Re: some houses are well insulated. Congrats on your nice home! Many dream of having their own space someday. I think the most interesting case is in an apartment/condo/high density complex. In this setting, you have:
- the layout of the entire building, including other rooms. (modulo furniture and dustables; the walls are public.)
- many routers all over the building, overlapping and generally at different frequencies. When I AirBnB, I often see dozens of different networks from my bedroom. Note that for this style of attack, you don’t need to connect to anything.
- thin walls between units (often cheap).
- some incentive towards snooping. Who stole your packages? Which neighbor keeps letting the dog poop at your window?

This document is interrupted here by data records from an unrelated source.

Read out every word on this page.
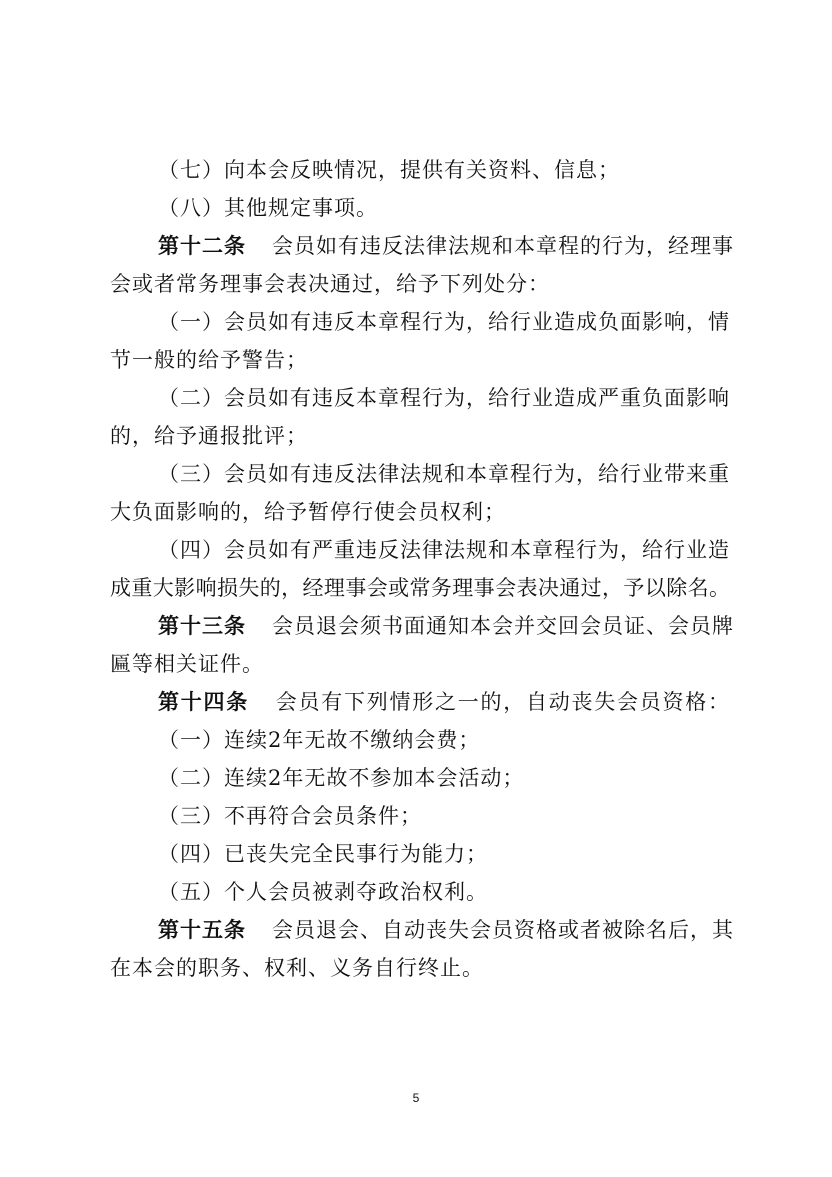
（七）向本会反映情况，提供有关资料、信息；
（八）其他规定事项。
第十二条 会员如有违反法律法规和本章程的行为，经理事
会或者常务理事会表决通过，给予下列处分：
（一）会员如有违反本章程行为，给行业造成负面影响，情
节一般的给予警告；
（二）会员如有违反本章程行为，给行业造成严重负面影响
的，给予通报批评；
（三）会员如有违反法律法规和本章程行为，给行业带来重
大负面影响的，给予暂停行使会员权利；
（四）会员如有严重违反法律法规和本章程行为，给行业造
成重大影响损失的，经理事会或常务理事会表决通过，予以除名。
第十三条 会员退会须书面通知本会并交回会员证、会员牌
匾等相关证件。
第十四条 会员有下列情形之一的，自动丧失会员资格：
（一）连续2年无故不缴纳会费；
（二）连续2年无故不参加本会活动；
（三）不再符合会员条件；
（四）已丧失完全民事行为能力；
（五）个人会员被剥夺政治权利。
第十五条 会员退会、自动丧失会员资格或者被除名后，其
在本会的职务、权利、义务自行终止。
5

Re: training required and the field of view This I find most compelling. I am interested in how much legitimate use is required; can we simply make login attempts? Or does it take somebody logged in? It’s hard for me to tell how customized the model must be (this is a setting where data is reasonably easy to generate in a lot of settings; perhaps enough so that, given a model slightly larger, we get something general?).
Yeah, I’m more concerned about the invasion from the “smart glasses” fad filming fucking everything than I am this pie in the sky prediction.
Install nearby glasses app from fdroid. Might help you notice them if needed.
In public spaces, this is already happening with CTV from nearby stores and such no?
Two wrongs don’t make a right.
“identify people walking within a network’s range”
So it’s dependent on me walking? Good luck! 🤣
the wonder is that folks walked in different ways, and were still identified correctly. Not walking, you might be mistaken for furniture tho.